Fair Trade Winds offered chocolate lovers a chance to indulge this weekend while helping artisans in third world countries prosper more from their crafts.
“Most chocolate in the world is grown in Ghana in poverty by kids ages 14 and under conditions of forced labor, meaning they are not allowed to go to school and better their lives,” said Paul, a manager at the Fair Trade Winds’ Fairfax City location.
“Fair Trade chocolates are brought by families and cooperatives, kids might work on those farms, but they also go to school," he said at the Fairfax Chocolate Lovers Festival. So ‘fair trade’ chocolate really just means there’s no slave labor involved in growing and harvesting the cocoa beans.”
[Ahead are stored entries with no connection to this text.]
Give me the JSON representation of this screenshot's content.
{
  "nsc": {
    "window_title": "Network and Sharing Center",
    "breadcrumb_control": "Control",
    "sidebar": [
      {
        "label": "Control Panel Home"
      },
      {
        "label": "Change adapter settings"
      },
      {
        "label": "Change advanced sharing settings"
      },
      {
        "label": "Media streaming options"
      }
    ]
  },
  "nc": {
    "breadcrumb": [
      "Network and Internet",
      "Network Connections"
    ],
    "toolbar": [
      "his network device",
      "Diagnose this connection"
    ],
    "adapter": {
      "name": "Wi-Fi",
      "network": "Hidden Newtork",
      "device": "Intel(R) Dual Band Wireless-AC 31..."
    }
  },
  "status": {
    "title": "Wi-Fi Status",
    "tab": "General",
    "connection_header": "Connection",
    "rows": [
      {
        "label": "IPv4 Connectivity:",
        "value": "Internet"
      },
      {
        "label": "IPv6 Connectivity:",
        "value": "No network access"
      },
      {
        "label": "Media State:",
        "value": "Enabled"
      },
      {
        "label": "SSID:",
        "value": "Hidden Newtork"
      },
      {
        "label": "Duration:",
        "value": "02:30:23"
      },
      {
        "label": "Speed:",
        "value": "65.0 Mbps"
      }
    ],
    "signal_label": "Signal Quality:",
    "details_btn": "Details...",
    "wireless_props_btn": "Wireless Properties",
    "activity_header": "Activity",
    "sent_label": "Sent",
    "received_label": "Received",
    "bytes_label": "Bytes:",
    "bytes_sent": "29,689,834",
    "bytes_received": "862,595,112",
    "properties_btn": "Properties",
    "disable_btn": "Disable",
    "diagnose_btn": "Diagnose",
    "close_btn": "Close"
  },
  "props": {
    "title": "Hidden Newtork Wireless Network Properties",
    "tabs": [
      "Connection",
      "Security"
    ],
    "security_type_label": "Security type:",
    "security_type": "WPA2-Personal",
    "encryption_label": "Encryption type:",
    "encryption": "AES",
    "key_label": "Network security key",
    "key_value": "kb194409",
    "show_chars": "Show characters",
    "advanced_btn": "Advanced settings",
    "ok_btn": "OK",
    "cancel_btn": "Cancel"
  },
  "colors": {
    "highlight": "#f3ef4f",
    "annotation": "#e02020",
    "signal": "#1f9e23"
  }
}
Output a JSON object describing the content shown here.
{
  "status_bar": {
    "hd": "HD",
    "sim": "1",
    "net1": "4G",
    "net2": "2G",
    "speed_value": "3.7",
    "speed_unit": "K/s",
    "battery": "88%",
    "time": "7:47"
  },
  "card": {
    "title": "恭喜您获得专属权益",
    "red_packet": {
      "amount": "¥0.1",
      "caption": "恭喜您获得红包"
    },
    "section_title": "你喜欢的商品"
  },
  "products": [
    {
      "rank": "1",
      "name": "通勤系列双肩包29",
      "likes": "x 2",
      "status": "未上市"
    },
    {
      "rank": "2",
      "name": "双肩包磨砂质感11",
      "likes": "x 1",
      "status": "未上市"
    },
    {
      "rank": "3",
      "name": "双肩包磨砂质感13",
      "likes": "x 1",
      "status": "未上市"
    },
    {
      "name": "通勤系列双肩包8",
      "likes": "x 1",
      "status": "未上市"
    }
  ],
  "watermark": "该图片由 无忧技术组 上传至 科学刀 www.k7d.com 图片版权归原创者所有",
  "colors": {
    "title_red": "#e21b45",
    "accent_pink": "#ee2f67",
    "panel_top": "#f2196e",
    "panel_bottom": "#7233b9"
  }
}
Most people in Ghana have never even tasted chocolate, they simply harvest the bitter tasting cocoa beans that produce candy bars, cupcakes, truffles and other popular sweets. Paul’s favorite chocolate item is their peanut butter cups.
2011 marks Fair Trade Winds’ second year participating in the festival. They were one of the two vendors at the event that were based in Fairfax City.
Fair Trade Winds also sells a wide array of consumer goods including clothing, jewelry and household items.
“It’s a real true business cycle with Fair Trade. It’s not about charity, it's about making sure the people who are harvesting and growing are getting a fair living wage to do it,” Paul said referring to a popular misconception of Fair Trade being your typical charity or nonprofit organization. Fair Trade aims to cut the middle man out of the manufacturing process that commonly brings chocolates and other goods to the average American consumer.
Fair Trade Winds’ North Street location opened in 2010, and they are active in farmer’s markets and events with various church organizations in the area. For more information on their mission, go to FairTradeWinds.net.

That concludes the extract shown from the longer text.